🪣

Requester pays bucket

Motivation

Instead of requiring the PDP data uploader to also pay for its egress / retrievability, allow retrieval-interested parties to pay for the retrievals themselves. This frees up the role of the storage payer from that of the retrieval payer, albeit both can still be the same person.

Inspiration

Using Requester Pays general purpose buckets for storage transfers and usage - Amazon Simple Storage Service
Learn how to use Amazon Simple Storage Service (Amazon S3) to store and retrieve any amount of data from anywhere.
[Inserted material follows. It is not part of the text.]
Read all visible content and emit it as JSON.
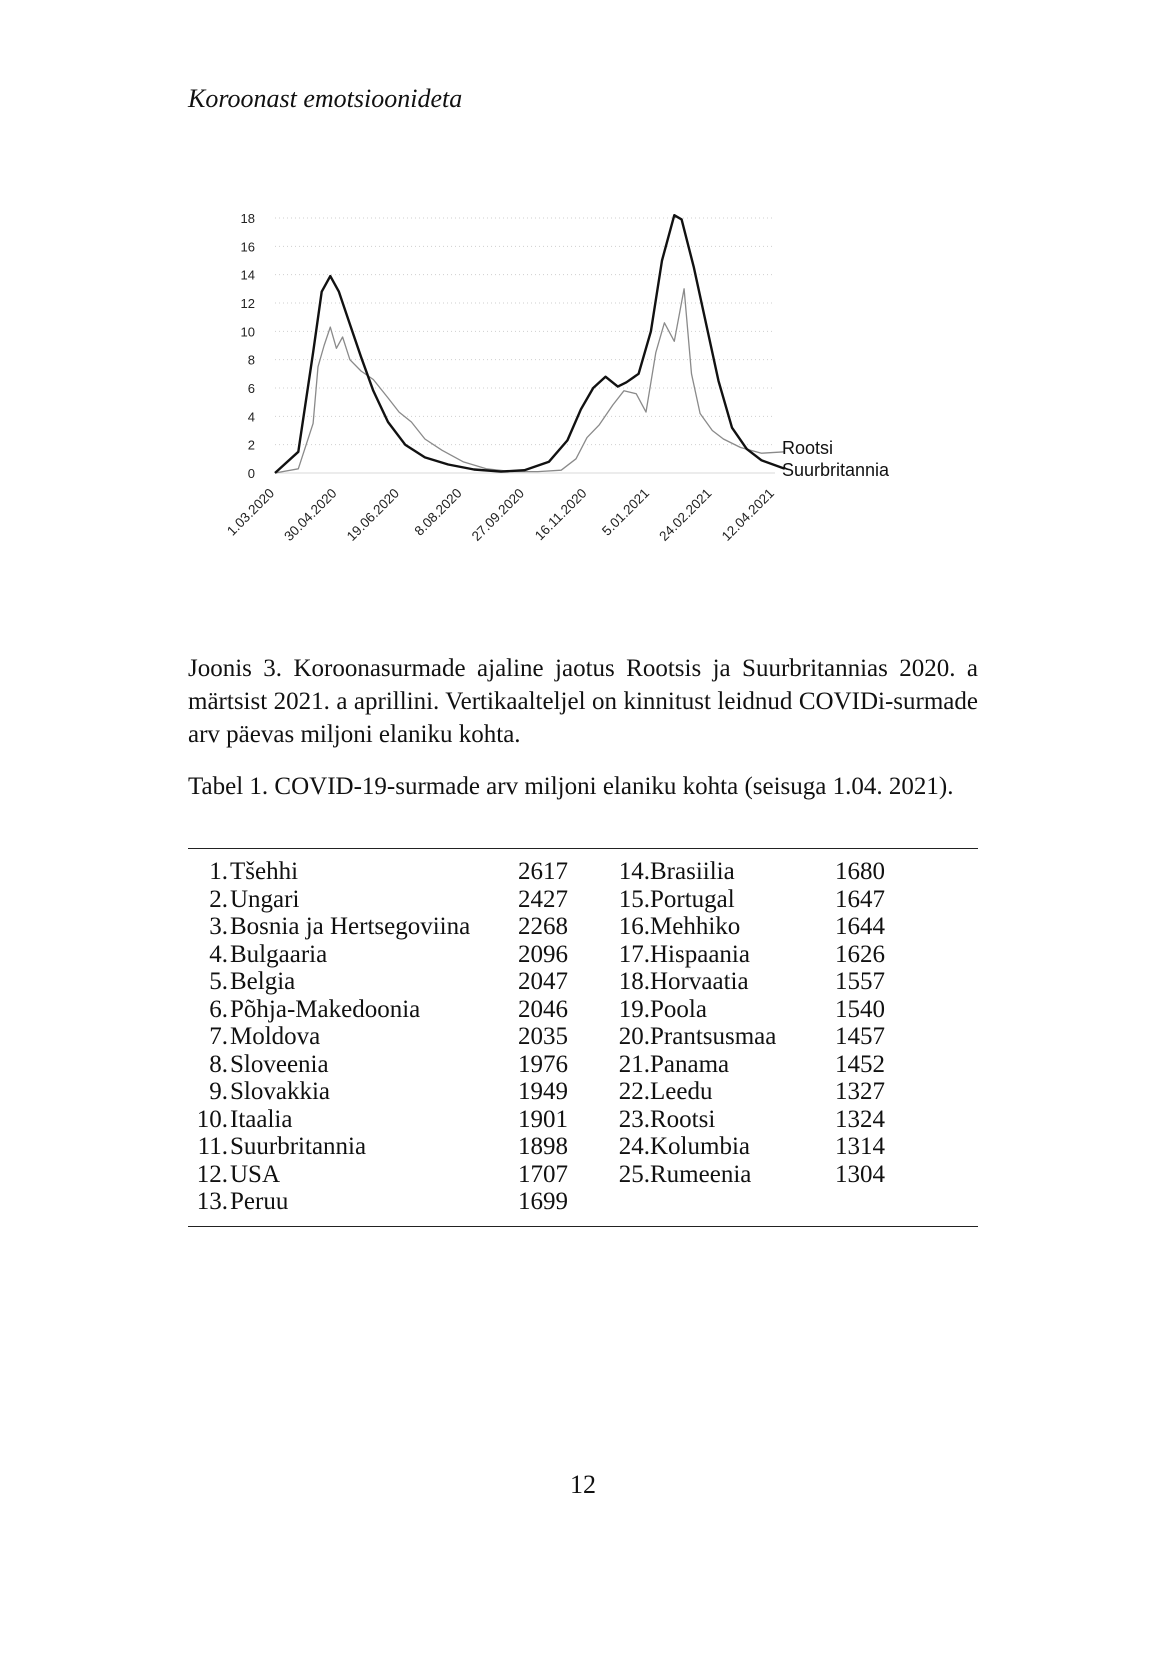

This guide explains Amazon S3 concepts, such as buckets, objects, and related configurations, and includes code examples for common operations.
https://docs.aws.amazon.com/AmazonS3/latest/userguide/RequesterPaysBuckets.html

🔏Payer-authorized retrievals via FilCDN

Requester pays for retrievals · Issue #40 · filcdn/roadmap
Eng thoughts: Either we need a meta data set structure, where multiple meta data sets can be created over one real dataset. Or we need an 1:n mapping between data sets and subscriptions (one pays j...
https://github.com/filcdn/roadmap/issues/40#issuecomment-3183311008
  • Here’s the two potential mechanisms that could enable “requester pays for bucket”:
    • Adding mechanisms for users to top-up 3rd party account balance
    • Permitting users to enable CDN service for 3rd party data sets

    Note that neither of these mechanisms works in a
    pay-per-byte model where user retrieving the data would pay directly to
    SP or FilCDN for the data they’ve consumed, rather both of these
    mechanisms extend on the already existing contracts and infrastructure.
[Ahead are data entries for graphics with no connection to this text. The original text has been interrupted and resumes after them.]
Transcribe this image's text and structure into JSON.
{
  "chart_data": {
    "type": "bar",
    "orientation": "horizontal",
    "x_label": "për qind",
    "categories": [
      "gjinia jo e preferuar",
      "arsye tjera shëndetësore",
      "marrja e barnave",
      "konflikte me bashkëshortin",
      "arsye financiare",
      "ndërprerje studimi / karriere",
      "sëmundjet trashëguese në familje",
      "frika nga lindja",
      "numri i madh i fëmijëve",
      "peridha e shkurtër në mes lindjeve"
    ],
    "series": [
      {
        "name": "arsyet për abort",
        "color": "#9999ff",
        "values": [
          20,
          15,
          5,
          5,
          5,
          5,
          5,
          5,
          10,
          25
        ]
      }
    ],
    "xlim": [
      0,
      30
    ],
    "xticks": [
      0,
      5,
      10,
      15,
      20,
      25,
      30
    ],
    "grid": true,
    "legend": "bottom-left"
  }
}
    Adding mechanisms for users to top-up 3rd party account balance

    Currently, users are permitted to top-up the balances of
    third-party accounts. However, there are no mechanisms in place to
    prevent the third-party user from operating the account linked to the
    CDN rails and withdrawing funds from it. To prevent this, the operator
    would need to either increase the streaming rate or implement a fixed
    lockup mechanism that prevents the third-party user from withdrawing the
    funds. This approach could be challenging, as it would grant users
    authority over third-party payment rails and potentially lead users to
    lose control over the deal.

    Permitting users to enable CDN service for 3rd party data sets

    The second solution is simpler, but it would require the
    introduction of a toggling mechanism for the CDN service in the FWSS
    contract beforehand. In the issue #125,
    I mentioned some mechanisms on how we could enable toggling the CDN
    service for a data set on and off. However, if there are no
    authorisation mechanisms, users could enable the CDN service for a
    third-party data set and pay the egress costs themselves. The downside
    of this solution is that deal termination becomes more complex.

Design

Schema

Retrievability can be added to a full data set (bucket), and doesn’t operate on individual piece level. See https://space-meridian.slack.com/archives/C08TVNKJV7C/p1755089591144709?thread_ts=1755084399.560739&cid=C08TVNKJV7C for discussion.

Problem

Now the main question is:

âť“

How to create a CDN deal for an existing data set

Status Quo

This is the current state of contracts:

  • CDN deals can only be made in the same transaction as making the storage deal. Either you add CDN when creating the storage deal, or you don’t
  • Because of this, CDN deals can also only be made by the data uploader themselves
  • For each data set, there can be exactly 0 or 1 CDN deals, as 2 CDN payment rail IDs exist as properties on the data set structure (one for cache miss, one for the CDN).

Contract updates

Either we update WarmStorageService, the main contract, to

  • Map 0:n CDN deals to each PDP deal, with arbitrary deal owners
  • Terminate CDN deals on storage deal termination

Or we create a separate contract, that implements this feature on top of WarmStorageService. This allows us to iterate more freely, at the cost of maintaing another contract with its own upgrade cycle, and another data source to sync with for the indexing backend.

In case of a separate contract, we need to make sure that termination of the WarmStorageService PDP deal also terminates the new contract’s CDN deal.